In one such filing, special counsel Jack Smith argues that Trump knowingly taking classified national security documents from the White House is far more brazen — and unlawful — than other high-profile political figures who found themselves embroiled in scandals concerning the mishandling of classified information, including former Secretary of State Hillary Clinton.
The filing is an opposition brief responding to Trump’s claim that he is the victim of “selective and vindictive prosecution,” refuting Trump’s claims that he’s being treated worse than other individuals such as Clinton, President Joe Biden, James Comey, and Mike Pence, specifically emphasizing Trump’s refusal to return the classified documents he took for several months.
Smith wrote that the cases may “to varying degrees” bear a “slight resemblance” to Trump’s case, but “none is alleged to have willfully retained a vast trove of highly sensitive, confidential materials and repeatedly sought to thwart their lawful return and engaged in a multifaceted scheme of deception and obstruction.”
The difference in Trump’s case, Smith said, is that Trump “knowingly possessed and willfully retained the classified documents,” even after he had been ordered to return them.
“That alone distinguishes his conduct from a litany of former government officials who have retained classified documents beyond their terms in office through inadvertence or carelessness, but then returned them upon their discovery.”
Smith claims Trump’s conduct “went much further” than those he has compared himself to for numerous reasons. The special counsel claims the former president “used delay and obfuscation” to retain the classified documents, then deceptively only returned a fraction of the documents before it became clear that he’d taken more than 100 with classified markings.
“Rather than simply comply with the subpoena, he orchestrated a scheme to obstruct the criminal investigation and the continuing effort to recover the documents,” Smith wrote. “Among other things, the scheme included an effort to enlist his own attorney in the corrupt endeavor, suggesting that the attorney falsely tell the FBI and grand jury that Trump did not have any documents, and suggesting that his attorney hide or destroy documents rather than produce them to the government.”
In Trump’s filing seeking to have the case against him dismissed, he compared his situation to that of his former contender for the presidency, Hillary Clinton, who was infamously targeted by him and his supporters with “Lock her up” chants during campaign rallies for the 2016 election for storing classified information on her private server.

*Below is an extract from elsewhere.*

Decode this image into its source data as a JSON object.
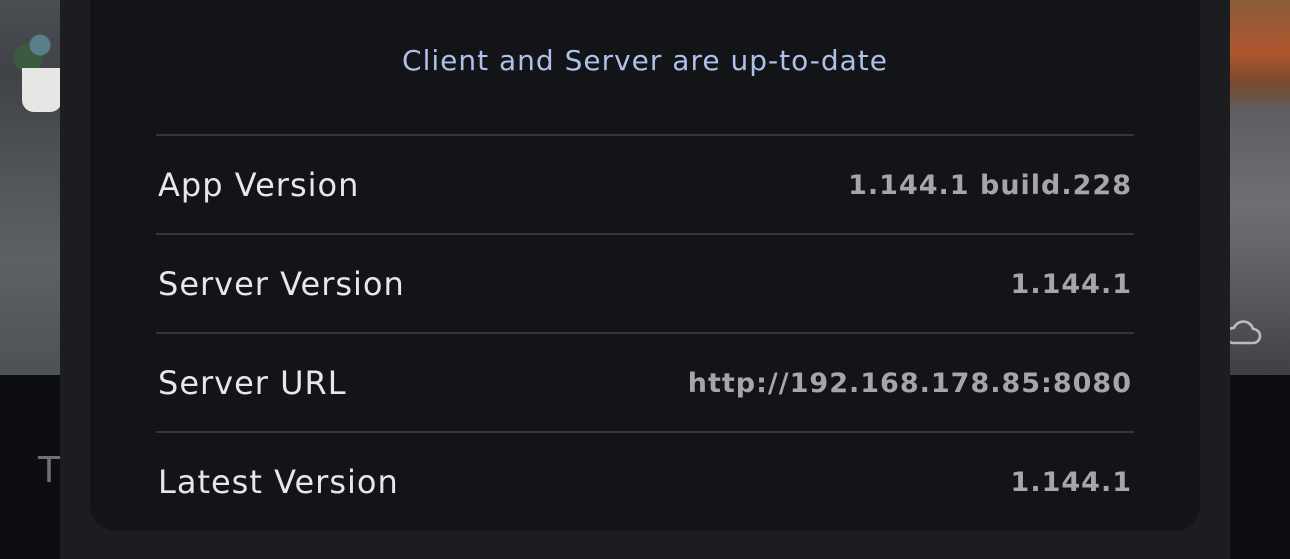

In Hillary Clinton’s case, Smith says prosecutors analyzed her conduct under five different criminal statutes before ultimately concluding there was “not a basis to prosecute” the former secretary of state.
Smith, in a footnote, even used Trump’s previous statements against him regarding the former president’s seemingly cavalier treatment of classified documents.
“In his 2016 campaign, Trump called for charges to be brought against Clinton for this conduct, emphasizing that ‘We can’t have someone in the Oval Office who doesn’t understand the meaning of the word confidential or classified,’ and promising, ‘In my administration, I’m going to enforce all laws concerning the protection of classified information. No one will be above the law.””
In other Thursday filings, Smith also rejected Trump’s claims that the Presidential Records Act made him immune from prosecution, emphasizing that Trump had no hand in creating the classified intelligence documents and they could not be considered “personal” in any way.